L’oeuvre chrétienne de Synésius se compose de deux discours, d’homélies et de neuf hymnes dont la thématique trinitaire combat une résurgence de la pensée eunoméenne. Il y présente une pneumatologie singulière où l’Esprit Saint intervient dans la génération du Fils. Il est la volonté du Père par laquelle celui-ci enfante le Fils.

Hymne II (IV)

C'est toi qu’à l’aurore : 


c’est toi qu’à la montée, c’est toi qu’au milieu et c’est toi qu’au déclin du jour sacré et de la nuit divine, c’est toi que je chante, ô Père, médecin des âmes, médecin des corps, toi qui dispenses la divine sagesse, toi qui écartes 
toutes les maladies, et qui donnes aux âmes 
une existence sereine que ne traverse pas 
l’inquiétude terrestre, mère des douleurs, 
mère des passions ! 


Fais que ma vie soit toujours exempte de tous ces tourments, 
afin que je puisse célébrer par des hymnes la racine cachée 
de toutes choses, et que jamais mon âme 
ne soit entraînée par des égarements 
qui l’éloignent de Dieu. 
C’est toi, ô Bienheureux, c’est toi que je chante !

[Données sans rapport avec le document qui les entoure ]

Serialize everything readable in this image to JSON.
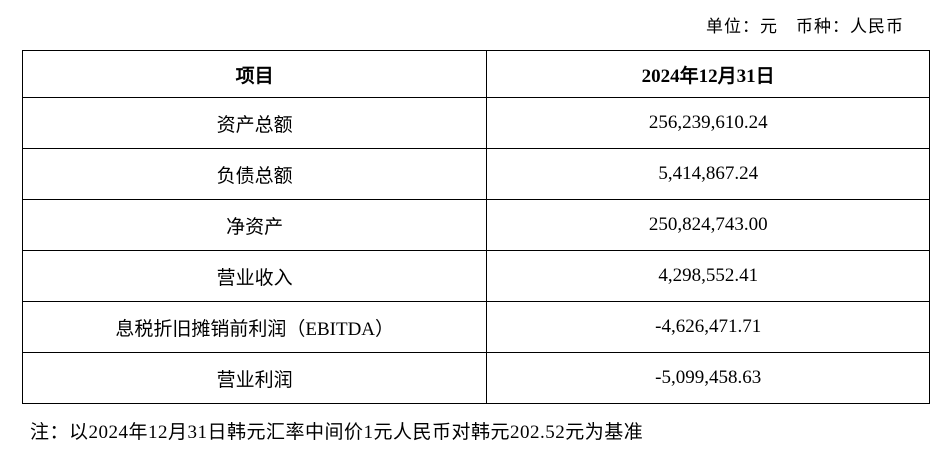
{
  "meta": {
    "unit_label": "单位：元　币种：人民币"
  },
  "table": {
    "headers": {
      "item": "项目",
      "date": "2024年12月31日"
    },
    "rows": [
      {
        "item": "资产总额",
        "value": "256,239,610.24"
      },
      {
        "item": "负债总额",
        "value": "5,414,867.24"
      },
      {
        "item": "净资产",
        "value": "250,824,743.00"
      },
      {
        "item": "营业收入",
        "value": "4,298,552.41"
      },
      {
        "item": "息税折旧摊销前利润（EBITDA）",
        "value": "-4,626,471.71"
      },
      {
        "item": "营业利润",
        "value": "-5,099,458.63"
      }
    ]
  },
  "note": "注：以2024年12月31日韩元汇率中间价1元人民币对韩元202.52元为基准"
}
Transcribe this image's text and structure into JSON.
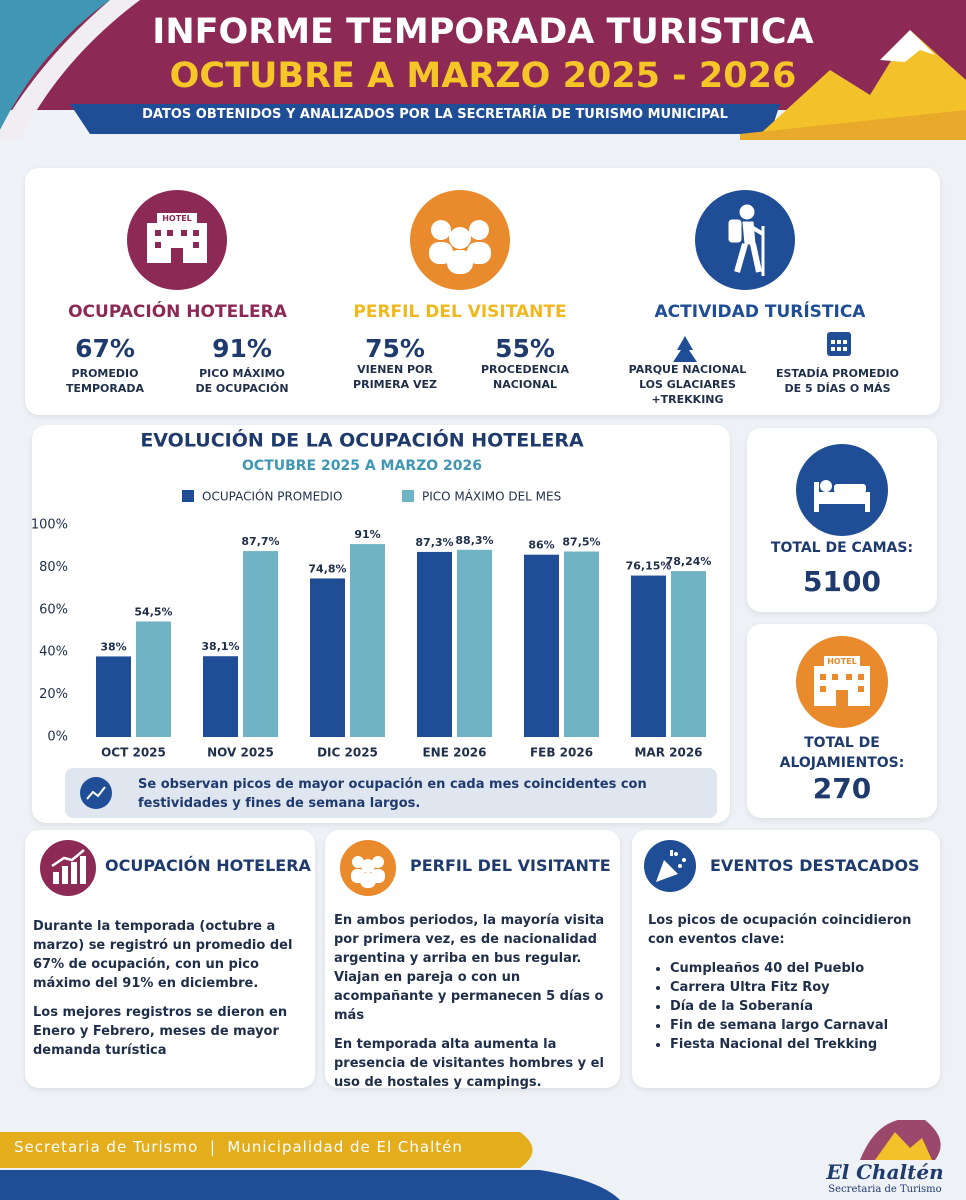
{
  "header": {
    "title": "INFORME TEMPORADA TURISTICA",
    "subtitle": "OCTUBRE A MARZO 2025 - 2026",
    "source": "DATOS OBTENIDOS Y ANALIZADOS POR LA SECRETARÍA DE TURISMO MUNICIPAL"
  },
  "icon_hotel_label": "HOTEL",
  "summary": [
    {
      "title": "OCUPACIÓN HOTELERA",
      "stats": [
        {
          "value": "67%",
          "label": [
            "PROMEDIO",
            "TEMPORADA"
          ]
        },
        {
          "value": "91%",
          "label": [
            "PICO MÁXIMO",
            "DE OCUPACIÓN"
          ]
        }
      ]
    },
    {
      "title": "PERFIL DEL VISITANTE",
      "stats": [
        {
          "value": "75%",
          "label": [
            "VIENEN POR",
            "PRIMERA VEZ"
          ]
        },
        {
          "value": "55%",
          "label": [
            "PROCEDENCIA",
            "NACIONAL"
          ]
        }
      ]
    },
    {
      "title": "ACTIVIDAD TURÍSTICA",
      "items": [
        [
          "PARQUE NACIONAL",
          "LOS GLACIARES",
          "+TREKKING"
        ],
        [
          "ESTADÍA PROMEDIO",
          "DE 5 DÍAS O MÁS"
        ]
      ]
    }
  ],
  "chart_data": {
    "type": "bar",
    "title": "EVOLUCIÓN DE LA OCUPACIÓN HOTELERA",
    "subtitle": "OCTUBRE 2025 A MARZO 2026",
    "categories": [
      "OCT 2025",
      "NOV 2025",
      "DIC 2025",
      "ENE 2026",
      "FEB 2026",
      "MAR 2026"
    ],
    "series": [
      {
        "name": "OCUPACIÓN PROMEDIO",
        "color": "#1f4e96",
        "values": [
          38,
          38.1,
          74.8,
          87.3,
          86,
          76.15
        ],
        "value_labels": [
          "38%",
          "38,1%",
          "74,8%",
          "87,3%",
          "86%",
          "76,15%"
        ]
      },
      {
        "name": "PICO MÁXIMO DEL MES",
        "color": "#6fb3c4",
        "values": [
          54.5,
          87.7,
          91,
          88.3,
          87.5,
          78.24
        ],
        "value_labels": [
          "54,5%",
          "87,7%",
          "91%",
          "88,3%",
          "87,5%",
          "78,24%"
        ]
      }
    ],
    "ylim": [
      0,
      100
    ],
    "yticks": [
      {
        "value": 0,
        "label": "0%"
      },
      {
        "value": 20,
        "label": "20%"
      },
      {
        "value": 40,
        "label": "40%"
      },
      {
        "value": 60,
        "label": "60%"
      },
      {
        "value": 80,
        "label": "80%"
      },
      {
        "value": 100,
        "label": "100%"
      }
    ],
    "grid": false,
    "note": "Se observan picos de mayor ocupación en cada mes coincidentes con festividades y fines de semana largos."
  },
  "side_stats": [
    {
      "label": "TOTAL DE CAMAS:",
      "value": "5100"
    },
    {
      "label": "TOTAL DE ALOJAMIENTOS:",
      "value": "270"
    }
  ],
  "cards": [
    {
      "title": "OCUPACIÓN HOTELERA",
      "paragraphs": [
        "Durante la temporada (octubre a marzo) se registró un promedio del 67% de ocupación, con un pico máximo del 91% en diciembre.",
        "Los mejores registros se dieron en Enero y Febrero, meses de mayor demanda turística"
      ]
    },
    {
      "title": "PERFIL DEL VISITANTE",
      "paragraphs": [
        "En ambos periodos, la mayoría visita por primera vez, es de nacionalidad argentina y arriba en bus regular. Viajan en pareja o con un acompañante y permanecen 5 días o más",
        "En temporada alta aumenta la presencia de visitantes hombres y el uso de hostales y campings."
      ]
    },
    {
      "title": "EVENTOS DESTACADOS",
      "paragraphs": [
        "Los picos de ocupación coincidieron con eventos clave:"
      ],
      "list": [
        "Cumpleaños 40 del Pueblo",
        "Carrera Ultra Fitz Roy",
        "Día de la Soberanía",
        "Fin de semana largo Carnaval",
        "Fiesta Nacional del Trekking"
      ]
    }
  ],
  "footer": {
    "text": "Secretaria de Turismo  |  Municipalidad de El Chaltén",
    "logo_name": "El Chaltén",
    "logo_sub": "Secretaria de Turismo"
  }
}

Que la terre se taise au moment de mes hymnes, 
et que se tienne en silence sacré à l’heure de tes louanges, 
tout ce que comprend le monde universel, car tout en lui, ô Père, a été fait par toi ! 


Que s’apaisent donc le sifflement des vents, le murmure des arbres, la rumeur des oiseaux. Que l’éther immobile 
et que l’air immobile écoutent mes chants. Que les chutes d’eau s’arrêtent sans bruit en tombant sur terre, 
et que les perturbateurs des hymnes sacrés, ces Génies, à qui 
les cavernes sont chères et qui habitent au milieu ces tombeaux, soient éloignés de mes saintes prières. 


Mais que tous les bons et les heureux ministres du Père d’intelligence, ces Génies qui résident dans le haut et le bas 
des profondeurs du monde, bienveillamment s’informent 
de nos hymnes au Père, et bienveillamment fassent monter vers Lui mes supplications.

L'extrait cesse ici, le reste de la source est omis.